Jim Moran

Florida State Seminoles
- Title: Associate head coach
- League: Atlantic Coast Conference

Personal information
- Born: December 3, 1978 (age 47) Syosset, New York, U.S.
- Listed height: 6 ft 7 in (2.01 m)
- Listed weight: 227 lb (103 kg)

Career information
- High school: St. Dominic (Oyster Bay, New York)
- College: William & Mary (1997–2001)
- NBA draft: 2001: undrafted
- Playing career: 2001–2011
- Position: Small forward
- Coaching career: 2015–present

Career history

Playing
- 2001–2011: Gran Canaria

Coaching
- 2015–2021: Portland Trail Blazers (assistant)
- 2021–2023: Detroit Pistons (assistant)
- 2023–2024: Rip City Remix
- 2024–2025: Sacramento Kings (assistant)
- 2025–present: Florida State (associate HC)

Career highlights
- As player: 5× Copa Toyota champion (2003–2007); 2× Second-team All-CAA (2000, 2001); No. 20 retired by Gran Canaria;

= Jim Moran (basketball) =

American-Irish basketball player and coach (born 1978)

James Timothy Moran (born December 3, 1978) is an American-Irish former professional basketball player and current coach who is the associate head coach of the Florida State Seminoles of the Atlantic Coast Conference.

==Playing career==
Moran was born in Syosset, New York and attended St.
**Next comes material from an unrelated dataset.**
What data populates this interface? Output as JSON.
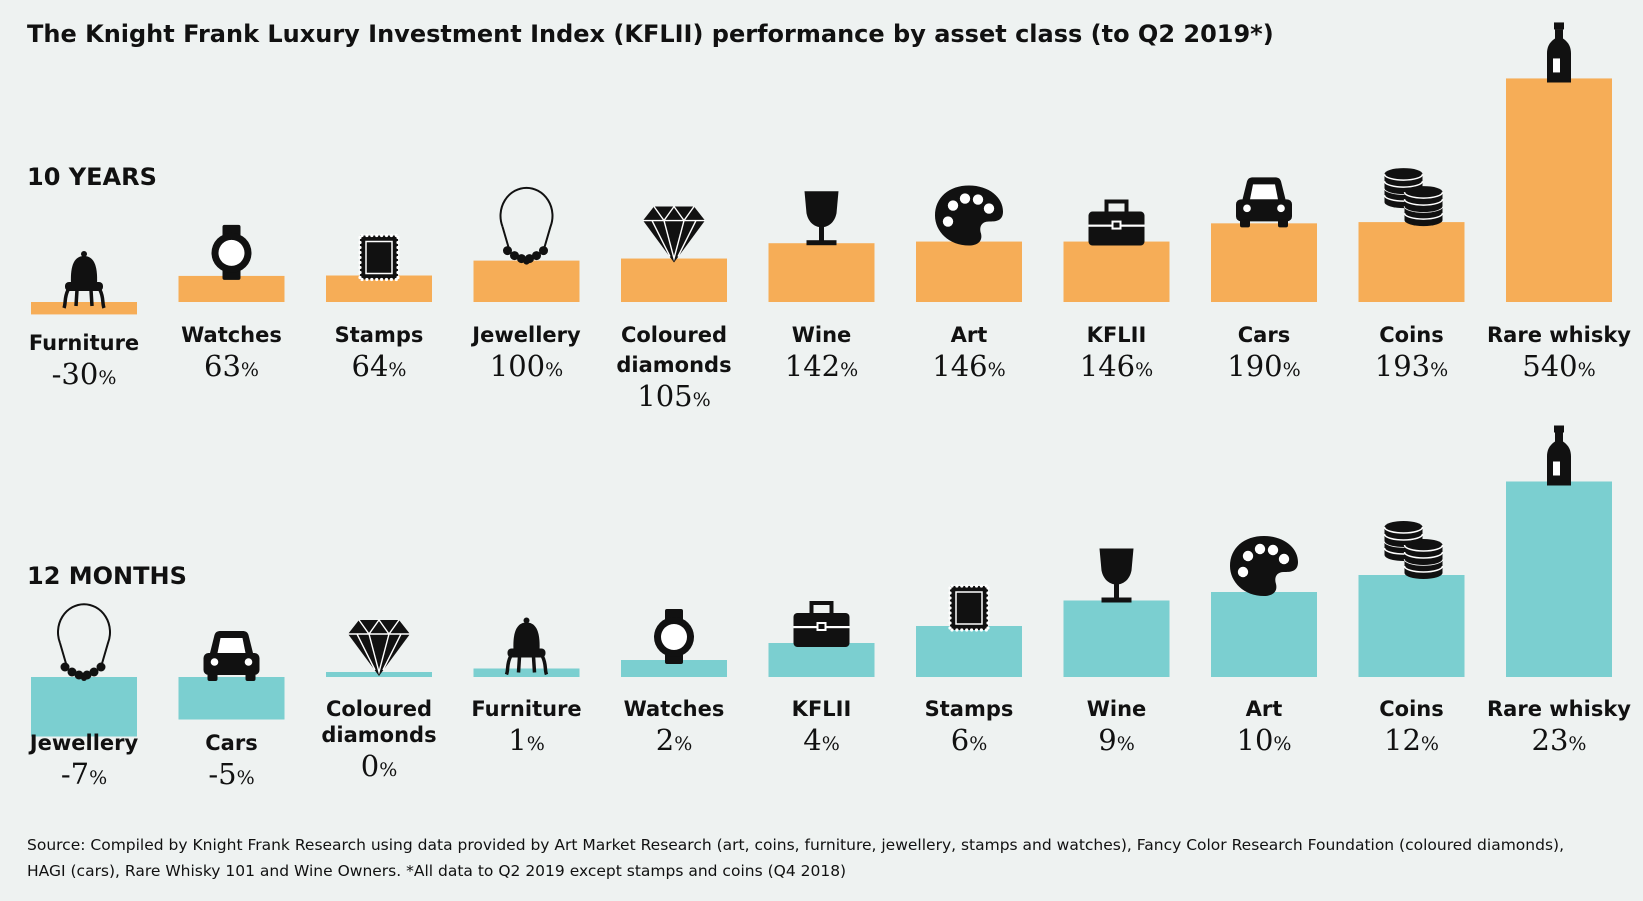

Dominic High School in Oyster Bay from 1993 to 1997. He played on a state championship team during his prep years. After graduating, Moran played four years of college basketball at William & Mary (1997–2001) where he scored 1,324 points and was a two-time All-Colonial Athletic Association (CAA) Team member in his junior and senior seasons.

Moran played his entire professional career for CB Gran Canaria in Spain's Liga ACB (2001 to 2011). On April 21, 2013, Moran became the only player in Gran Canaria history to have his jersey retired. In 10 seasons with the team he recorded 2,060 points, 802 rebounds and 321 assists in 7,452 minutes.

Moran has also competed for Ireland's national team.

==Coaching career==
In November 2013, Moran began his coaching career as a player development coach for the NBA Development League's Maine Red Claws. He then became the Portland Trail Blazers' associate video coordinator for the 2014–15 season. The Trail Blazers finished that season with a 51–31 record, a Northwest Division championship, and a berth into the Western Conference playoffs as a fourth-seed. Moran was promoted to be a full-time assistant coach upon the start of the 2015–16 season. He then spent the next six years with Portland, but was fired as part of a wholesale coaching staff change at the conclusion of the 2020–21 season. Moran was hired soon thereafter as a top assistant for the Detroit Pistons.

On June 15, 2023, Moran was named the first ever head coach of the Rip City Remix, Portland's G League affiliate.

On July 25, 2024, Moran joined the Sacramento Kings as an assistant coach and on September 9, he was officially named an assistant coach.

On April 21, 2025, Moran was hired to serve as an assistant coach at Florida State under head coach Luke Loucks.